A valsa de Brel
E ali estava ela, sentada, na mesma cadeira de sempre. Repetia o lugar como se ocupasse a sacristia de um templo. Observava o altar da rua, e os sacramentos das acções humanas que lá decorriam, com olhar crente mas com murmúrio crítico. Fixava-se numa das cenas e murmurava-as em surdina. Não lhe conseguia perceber a reza, mas conseguia perceber-lhe as intenções, eram críticas, imediatas, vivas. Ela parecia conhecer, de cor, comportamento a comportamento, ao mesmo tempo cientista e sacerdotisa, dos que se atravessavam no seu campo de interpretação. Coloquei-a assim no altar da sociologia. Era lá, que nem Virgem Aparecida, estava pronta a ser adorada.
Ela, não sei se estava, mas eu, estava pronto. O meu relógio de pulso marcava sempre as nove e dezasseis, quando ela começava a missa. Sentava-se sem olhar à volta, colocando-se que nem passageira de económica de um qualquer expresso intercidades, à espera que o revisor a interpelasse. Não havia revisor mas havia o empregado de mesa. O jovem brasileiro interpelou-a, já com o pedido do costume. Trazia, num pequeno tabuleiro, um café cheio e um pastel de nata queimado. Queimado não, calcinado, dir-lhe-ia eu, se tivesse coragem de lhe dirigir a palavra. Não desviava o olhar, não respondia ao Brasileiro, apenas olhava, registava, pensava e murmurava comentários.

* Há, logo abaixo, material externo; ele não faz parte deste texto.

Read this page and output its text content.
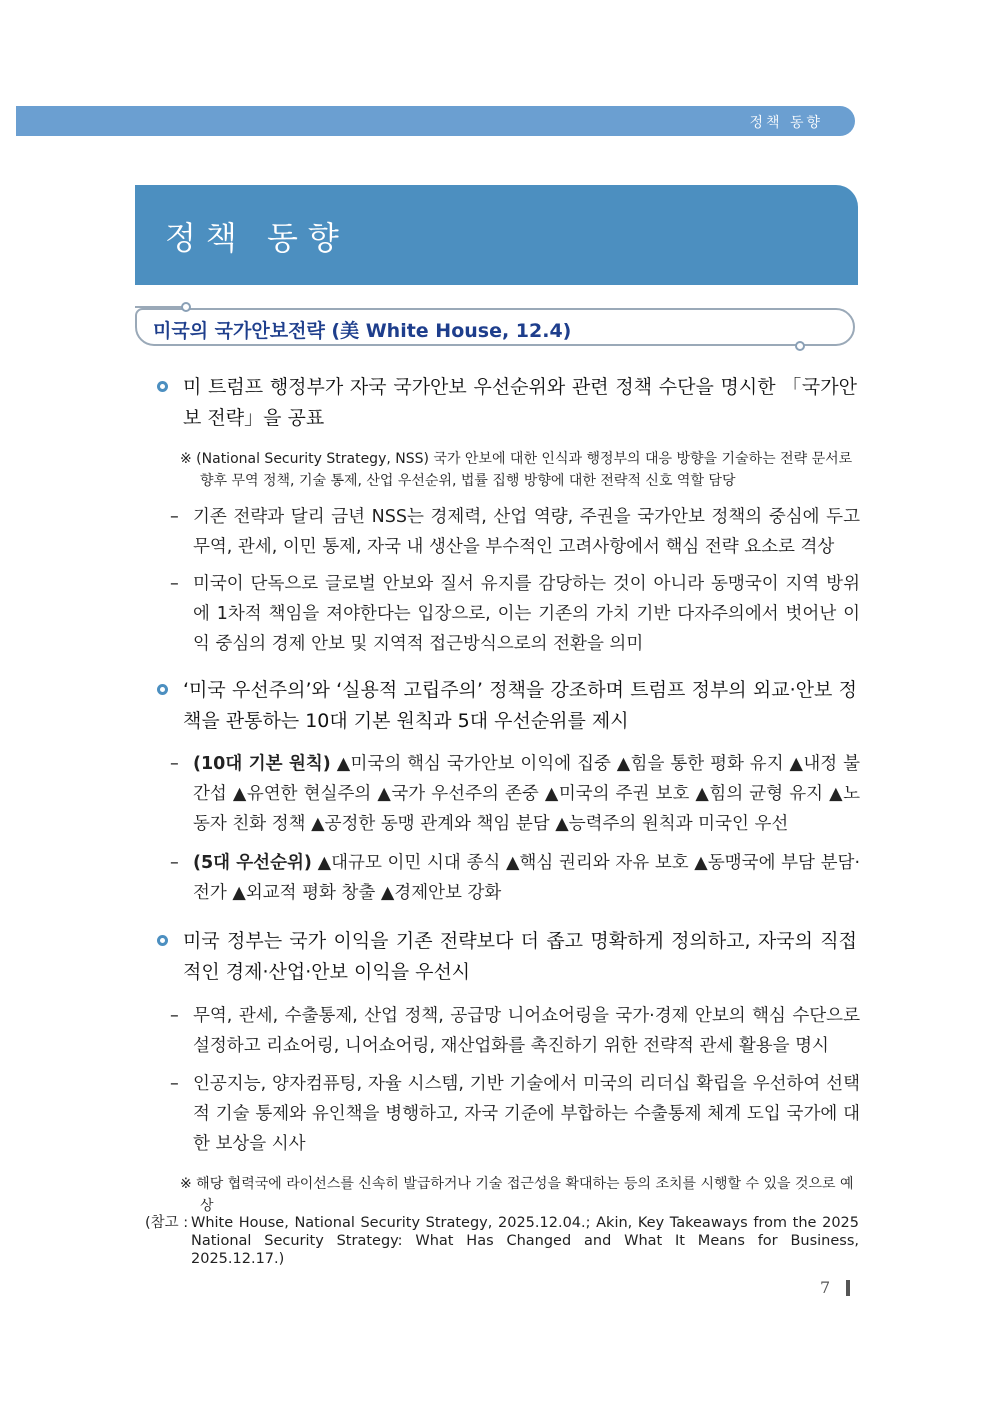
정책 동향
정책 동향
미국의 국가안보전략 (美 White House, 12.4)
미 트럼프 행정부가 자국 국가안보 우선순위와 관련 정책 수단을 명시한 「국가안보 전략」을 공표
※ (National Security Strategy, NSS) 국가 안보에 대한 인식과 행정부의 대응 방향을 기술하는 전략 문서로 향후 무역 정책, 기술 통제, 산업 우선순위, 법률 집행 방향에 대한 전략적 신호 역할 담당
– 기존 전략과 달리 금년 NSS는 경제력, 산업 역량, 주권을 국가안보 정책의 중심에 두고 무역, 관세, 이민 통제, 자국 내 생산을 부수적인 고려사항에서 핵심 전략 요소로 격상
– 미국이 단독으로 글로벌 안보와 질서 유지를 감당하는 것이 아니라 동맹국이 지역 방위에 1차적 책임을 져야한다는 입장으로, 이는 기존의 가치 기반 다자주의에서 벗어난 이익 중심의 경제 안보 및 지역적 접근방식으로의 전환을 의미
‘미국 우선주의’와 ‘실용적 고립주의’ 정책을 강조하며 트럼프 정부의 외교·안보 정책을 관통하는 10대 기본 원칙과 5대 우선순위를 제시
– (10대 기본 원칙) ▲미국의 핵심 국가안보 이익에 집중 ▲힘을 통한 평화 유지 ▲내정 불간섭 ▲유연한 현실주의 ▲국가 우선주의 존중 ▲미국의 주권 보호 ▲힘의 균형 유지 ▲노동자 친화 정책 ▲공정한 동맹 관계와 책임 분담 ▲능력주의 원칙과 미국인 우선
– (5대 우선순위) ▲대규모 이민 시대 종식 ▲핵심 권리와 자유 보호 ▲동맹국에 부담 분담·전가 ▲외교적 평화 창출 ▲경제안보 강화
미국 정부는 국가 이익을 기존 전략보다 더 좁고 명확하게 정의하고, 자국의 직접적인 경제·산업·안보 이익을 우선시
– 무역, 관세, 수출통제, 산업 정책, 공급망 니어쇼어링을 국가·경제 안보의 핵심 수단으로 설정하고 리쇼어링, 니어쇼어링, 재산업화를 촉진하기 위한 전략적 관세 활용을 명시
– 인공지능, 양자컴퓨팅, 자율 시스템, 기반 기술에서 미국의 리더십 확립을 우선하여 선택적 기술 통제와 유인책을 병행하고, 자국 기준에 부합하는 수출통제 체계 도입 국가에 대한 보상을 시사
※ 해당 협력국에 라이선스를 신속히 발급하거나 기술 접근성을 확대하는 등의 조치를 시행할 수 있을 것으로 예상
(참고 : White House, National Security Strategy, 2025.12.04.; Akin, Key Takeaways from the 2025 National Security Strategy: What Has Changed and What It Means for Business, 2025.12.17.)
7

Ela era a mulher da minha vida e ainda não o sabia. O meu nervoso era ridículo, já tinha passado dos setenta há quase dez anos e ainda assim, sentia-me um adolescente ao vê-la ao longe e sem coragem de tomar a iniciativa. E não tomei, não foi preciso. Tomou Ela a iniciativa de me pedir lume. Há meses que a via ali e, depois do último gole da chávena de café, era pousar no pires e sair na mesma direcção de onde tinha chegado. O meu relógio de pulso apontava as nove e trinta e um. Quinze minutos, era quanto precisava para a homília do pequeno-almoço. O dia da sua iniciativa começou às nove e cinquenta. Hora estranha para Ela ainda ali estar e ainda mais estranha para eu não saber o que fazer. Tem lume? Repetiu. Desculpe?! Se tem lume que me arranje?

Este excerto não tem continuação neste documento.